The Government Pension Offset (GPO) reduces your Social Security dependent benefits (if any), meaning the benefits you would normally be entitled to as the spouse or widow(er) of a worker entitled to a Social Security pension. Your dependent Social Security benefit is reduced by 2/3 of your public pension. Note that this applies even if you take your public pension as a lump sum. This reduction could easily reduce your Social Security dependent benefit to zero.
What can you do?
- First check your Social Security statement available from www.SSA.gov. Two important notes – the benefit listed ignores any of your non-covered pension benefits, and assumes that you will continue to work at your last covered salary until your full retirement age.
- You can use the WEP and GPO calculators on the government website to see the impact your non-covered pension would have on your Social Security benefits.

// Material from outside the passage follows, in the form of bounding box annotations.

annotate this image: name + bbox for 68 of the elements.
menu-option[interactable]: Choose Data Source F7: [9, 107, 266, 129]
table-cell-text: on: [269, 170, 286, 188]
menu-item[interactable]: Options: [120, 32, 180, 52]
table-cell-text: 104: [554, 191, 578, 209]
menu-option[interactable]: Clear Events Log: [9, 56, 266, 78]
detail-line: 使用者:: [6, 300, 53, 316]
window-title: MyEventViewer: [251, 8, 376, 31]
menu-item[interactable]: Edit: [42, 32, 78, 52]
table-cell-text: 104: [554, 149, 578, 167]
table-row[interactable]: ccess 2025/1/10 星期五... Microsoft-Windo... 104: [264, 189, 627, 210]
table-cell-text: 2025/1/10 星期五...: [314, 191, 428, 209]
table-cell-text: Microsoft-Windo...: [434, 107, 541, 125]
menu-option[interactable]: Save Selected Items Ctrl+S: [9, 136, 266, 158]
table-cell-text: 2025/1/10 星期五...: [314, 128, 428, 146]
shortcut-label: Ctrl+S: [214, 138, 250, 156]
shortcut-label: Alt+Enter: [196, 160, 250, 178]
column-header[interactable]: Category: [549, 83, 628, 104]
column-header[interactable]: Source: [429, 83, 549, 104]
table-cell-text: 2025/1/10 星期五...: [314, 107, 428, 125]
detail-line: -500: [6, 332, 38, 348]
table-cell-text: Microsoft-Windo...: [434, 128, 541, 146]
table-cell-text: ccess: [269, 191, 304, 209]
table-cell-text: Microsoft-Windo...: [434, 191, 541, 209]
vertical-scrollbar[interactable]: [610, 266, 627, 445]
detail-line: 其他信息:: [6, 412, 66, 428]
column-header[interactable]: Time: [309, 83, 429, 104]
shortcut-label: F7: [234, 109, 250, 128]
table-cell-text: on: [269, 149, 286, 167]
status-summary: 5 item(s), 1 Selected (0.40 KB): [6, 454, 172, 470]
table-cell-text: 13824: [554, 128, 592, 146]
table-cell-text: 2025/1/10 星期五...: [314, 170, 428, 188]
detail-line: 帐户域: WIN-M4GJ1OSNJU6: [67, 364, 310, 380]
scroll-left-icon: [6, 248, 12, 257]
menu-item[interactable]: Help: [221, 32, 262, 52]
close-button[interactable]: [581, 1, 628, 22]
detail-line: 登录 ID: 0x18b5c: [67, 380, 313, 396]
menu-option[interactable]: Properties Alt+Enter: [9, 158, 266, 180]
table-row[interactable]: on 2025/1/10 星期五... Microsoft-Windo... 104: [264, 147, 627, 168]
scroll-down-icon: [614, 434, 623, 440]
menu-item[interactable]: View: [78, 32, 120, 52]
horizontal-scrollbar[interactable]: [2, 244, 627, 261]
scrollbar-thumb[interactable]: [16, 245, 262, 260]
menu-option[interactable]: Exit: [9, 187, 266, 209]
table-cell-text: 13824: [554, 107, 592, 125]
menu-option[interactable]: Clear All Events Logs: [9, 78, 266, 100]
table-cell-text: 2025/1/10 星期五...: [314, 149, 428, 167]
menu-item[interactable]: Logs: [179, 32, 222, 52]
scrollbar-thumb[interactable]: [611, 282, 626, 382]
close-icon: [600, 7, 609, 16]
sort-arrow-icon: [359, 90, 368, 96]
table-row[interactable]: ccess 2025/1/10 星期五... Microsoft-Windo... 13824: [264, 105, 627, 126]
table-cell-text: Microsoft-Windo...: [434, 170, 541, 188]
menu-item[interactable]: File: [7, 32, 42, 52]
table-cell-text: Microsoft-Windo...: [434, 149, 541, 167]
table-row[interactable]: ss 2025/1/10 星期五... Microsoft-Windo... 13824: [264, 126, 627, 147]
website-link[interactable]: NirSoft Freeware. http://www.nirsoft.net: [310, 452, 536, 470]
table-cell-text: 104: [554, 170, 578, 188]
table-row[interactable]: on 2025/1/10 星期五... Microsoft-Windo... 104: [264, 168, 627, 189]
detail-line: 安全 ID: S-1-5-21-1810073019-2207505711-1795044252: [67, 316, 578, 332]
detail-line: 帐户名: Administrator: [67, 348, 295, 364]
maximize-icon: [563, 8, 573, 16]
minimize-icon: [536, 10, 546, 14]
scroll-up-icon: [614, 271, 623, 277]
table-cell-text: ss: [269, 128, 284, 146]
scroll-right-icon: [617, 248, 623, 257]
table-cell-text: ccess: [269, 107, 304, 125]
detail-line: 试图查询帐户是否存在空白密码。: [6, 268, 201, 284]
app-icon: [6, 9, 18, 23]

- If you do not qualify for a Social Security pension (10 years of covered work), consider getting work credits to qualify (summers, after you leave the public sector, etc). That will entitle you to a modest Social Security pension. That will also qualify you for free Medicare. You may already qualify for Medicare if you have been paying Medicare taxes, or you are married to a Medicare-qualified spouse.
- Consider taking a reduced public pension earlier, because that would also reduce your WEP and GPO reductions.
This area of Social Security is very complex, so you should consult with your local Social Security office to understand how your particular situation is affected.